I Have Punched People
The first person I punched in the face was Brian S., in fifth grade. He was sitting across from me in our basement cafeteria that smelled of cheap bread. He was calling me fat, and he kept doing it. He was a heartless little kid, endlessly amused with himself. As I recall I leapt over the table, over paper bags and trays and milk cartons, and started to pound his face with my fists. Being pulled off of him I thought, “It’s just like on televison,” but mostly I was full of rage.
We were both sent to the principal, a hen in large fake pearls and blue pumps who thought it was 1950 instead of 1977. Brian was still snickering, I had not managed to hurt him at all. “Girls and boys at our school must not fight,” the principal said.
I said, “I wish I could hit him some more.”
“You must promise that you won’t ever hit him or anyone again,” she said.
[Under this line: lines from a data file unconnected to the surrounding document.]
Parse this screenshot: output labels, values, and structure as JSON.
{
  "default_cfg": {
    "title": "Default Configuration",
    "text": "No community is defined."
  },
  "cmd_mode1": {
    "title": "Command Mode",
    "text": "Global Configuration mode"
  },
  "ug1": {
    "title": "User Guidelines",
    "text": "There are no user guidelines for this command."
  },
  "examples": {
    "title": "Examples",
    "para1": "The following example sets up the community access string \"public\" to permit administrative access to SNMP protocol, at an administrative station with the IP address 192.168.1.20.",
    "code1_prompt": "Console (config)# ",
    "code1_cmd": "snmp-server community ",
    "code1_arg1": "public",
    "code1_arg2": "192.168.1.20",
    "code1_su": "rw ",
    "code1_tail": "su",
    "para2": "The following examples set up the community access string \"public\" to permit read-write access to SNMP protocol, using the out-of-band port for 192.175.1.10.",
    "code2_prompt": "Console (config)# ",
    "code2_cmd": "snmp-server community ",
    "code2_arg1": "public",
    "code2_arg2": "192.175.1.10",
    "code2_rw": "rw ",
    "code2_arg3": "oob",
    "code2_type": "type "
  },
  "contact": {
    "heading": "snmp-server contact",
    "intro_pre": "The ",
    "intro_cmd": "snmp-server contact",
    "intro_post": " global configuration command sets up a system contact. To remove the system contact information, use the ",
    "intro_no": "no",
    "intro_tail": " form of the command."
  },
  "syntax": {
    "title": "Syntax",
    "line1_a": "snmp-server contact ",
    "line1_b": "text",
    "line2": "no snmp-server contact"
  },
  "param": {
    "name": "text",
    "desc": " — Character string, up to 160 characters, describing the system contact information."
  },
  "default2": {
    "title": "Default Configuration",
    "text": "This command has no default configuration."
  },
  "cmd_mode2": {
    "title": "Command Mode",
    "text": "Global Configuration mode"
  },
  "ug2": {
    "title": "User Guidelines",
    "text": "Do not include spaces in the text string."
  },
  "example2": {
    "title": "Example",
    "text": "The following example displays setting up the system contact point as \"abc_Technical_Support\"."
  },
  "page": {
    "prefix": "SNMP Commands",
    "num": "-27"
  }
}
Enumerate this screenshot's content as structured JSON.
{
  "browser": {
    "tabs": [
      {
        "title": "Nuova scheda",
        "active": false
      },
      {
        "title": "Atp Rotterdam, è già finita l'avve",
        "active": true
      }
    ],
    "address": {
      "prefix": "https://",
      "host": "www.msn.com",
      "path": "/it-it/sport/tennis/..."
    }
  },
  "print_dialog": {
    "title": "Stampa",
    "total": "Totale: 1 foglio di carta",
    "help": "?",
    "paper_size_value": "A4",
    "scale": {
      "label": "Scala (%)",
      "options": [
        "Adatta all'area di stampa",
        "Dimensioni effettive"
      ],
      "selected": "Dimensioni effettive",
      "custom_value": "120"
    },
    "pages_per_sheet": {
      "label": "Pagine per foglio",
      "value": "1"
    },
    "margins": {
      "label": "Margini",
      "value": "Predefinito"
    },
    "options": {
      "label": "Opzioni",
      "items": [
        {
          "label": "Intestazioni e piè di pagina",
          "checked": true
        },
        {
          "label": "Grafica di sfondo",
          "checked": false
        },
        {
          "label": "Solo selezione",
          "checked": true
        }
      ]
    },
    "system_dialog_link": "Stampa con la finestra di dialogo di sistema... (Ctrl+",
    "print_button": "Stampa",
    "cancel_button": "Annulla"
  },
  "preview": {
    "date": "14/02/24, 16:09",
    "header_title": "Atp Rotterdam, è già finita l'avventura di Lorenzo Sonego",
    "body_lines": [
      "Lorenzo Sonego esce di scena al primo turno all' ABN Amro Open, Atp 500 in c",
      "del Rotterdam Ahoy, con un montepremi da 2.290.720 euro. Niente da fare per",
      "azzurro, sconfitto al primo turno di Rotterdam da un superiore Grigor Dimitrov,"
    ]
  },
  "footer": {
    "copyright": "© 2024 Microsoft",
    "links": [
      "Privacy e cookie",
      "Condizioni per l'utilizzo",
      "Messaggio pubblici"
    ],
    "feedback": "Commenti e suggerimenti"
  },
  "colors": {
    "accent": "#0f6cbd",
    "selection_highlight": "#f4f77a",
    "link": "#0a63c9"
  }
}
Also, we were supposed to apologize to each other.
“Sorry,’ said Brian sneeringly.
My father came in to get me, Brian and I were both suspended for a day. My dad was really mad. Usually his anger made me feel bad. I didn’t feel bad at all. I cared about only one thing: myself. “I am not sorry, and I am not promising anything,” I said. He got madder but when he saw it had no effect on me he just sighed and shrugged.
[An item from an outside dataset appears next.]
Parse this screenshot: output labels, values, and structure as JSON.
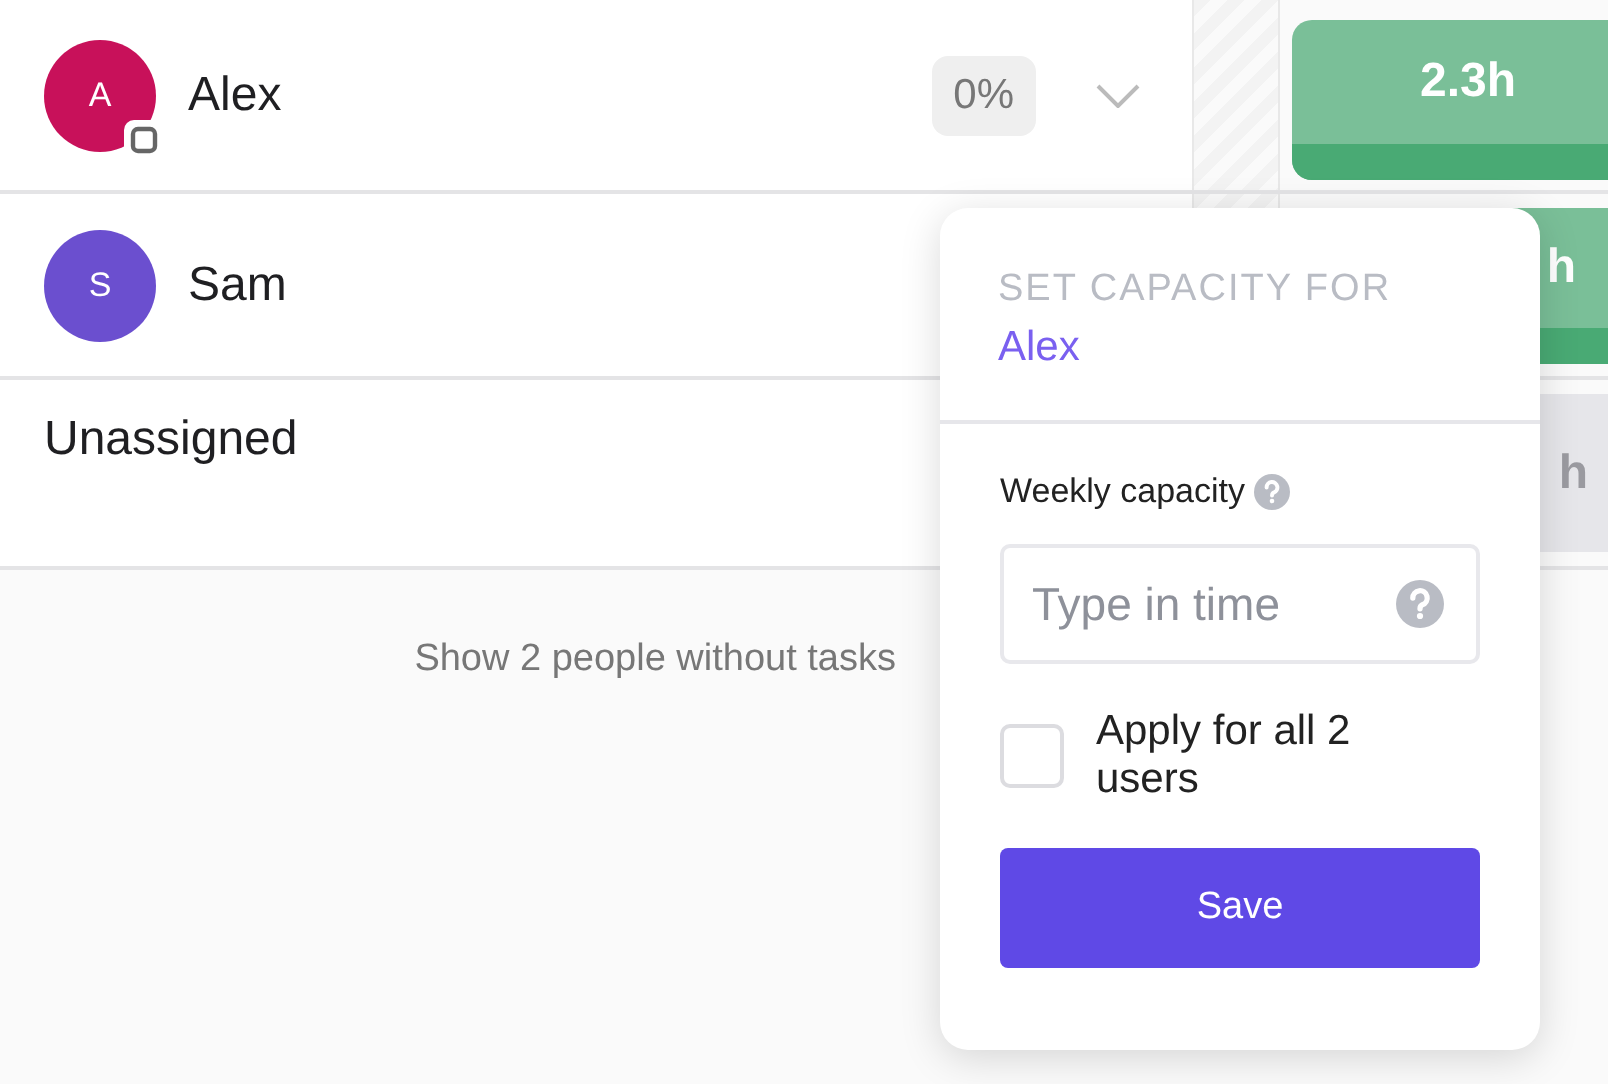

The second time I hit someone was in 2000, at the Fiona Apple concert where she walked off stage, at the Roseland Ballroom in New York. This was before the iconic non-concert started. My friend barely bumped into this guy and she said “I’m sorry!” and he said “Watch where you’re going you stupid bitch,” and I said, “Fuck you, asshole,” and he said “Shut up you fucking dyke,” and I just jumped on him and started punching him. He was huge, I was barely getting anything in there, but he was surprised and I think really drunk. I was just one or two drinks drunk which gave me courage, but with still-decent motor skills. “What the fuck” he kept saying, as he protected his face with his hands. I think I kind of fell off him, like you fall off a wall you’re trying to climb.
What a weird night.
I mention this only because it’s my one successful moment of physical aggression: I once pulled a woman out of a taxi.
It was my taxi. I had hailed it, and it had stopped for me, in pouring rain. My friend was slightly behind, running toward me up Sixth Avenue, about to get into the taxi with me on the curb side, when a woman and some guy jumped into it from the street side. “Get out,” I said, leaning into the open window. “This is our taxi.”
“Finders keepers,” the taxi stealer said. I’ll never forget that. It’s the ultimate thing to say if you’re truly curious about what can happen after.
She was smaller than me, and maybe twenty-two, with a self-satisfied little face and a tiny purse. I was about thirty and all my stuff was in my pockets. “Seriously, get out of the taxi,” I said. My friend was now standing next to me.
“Make me,” the woman said.
I opened the door, grabbed her arms and pulled her onto the street. It was so easy. She weighed nothing. “You crazy bitch!” she screamed. “Jared, help me!” she screamed. The guy was already out of the taxi, just standing there staring at his feet.
My friend and I got into the taxi and headed to Billy’s, on First Avenue. “That was amazing,” said my friend, who was English, and, I found out years later, probably a spy. “Really surprising how enjoyable that all was.”
We talked about how it was not a good practice to take someone’s taxi.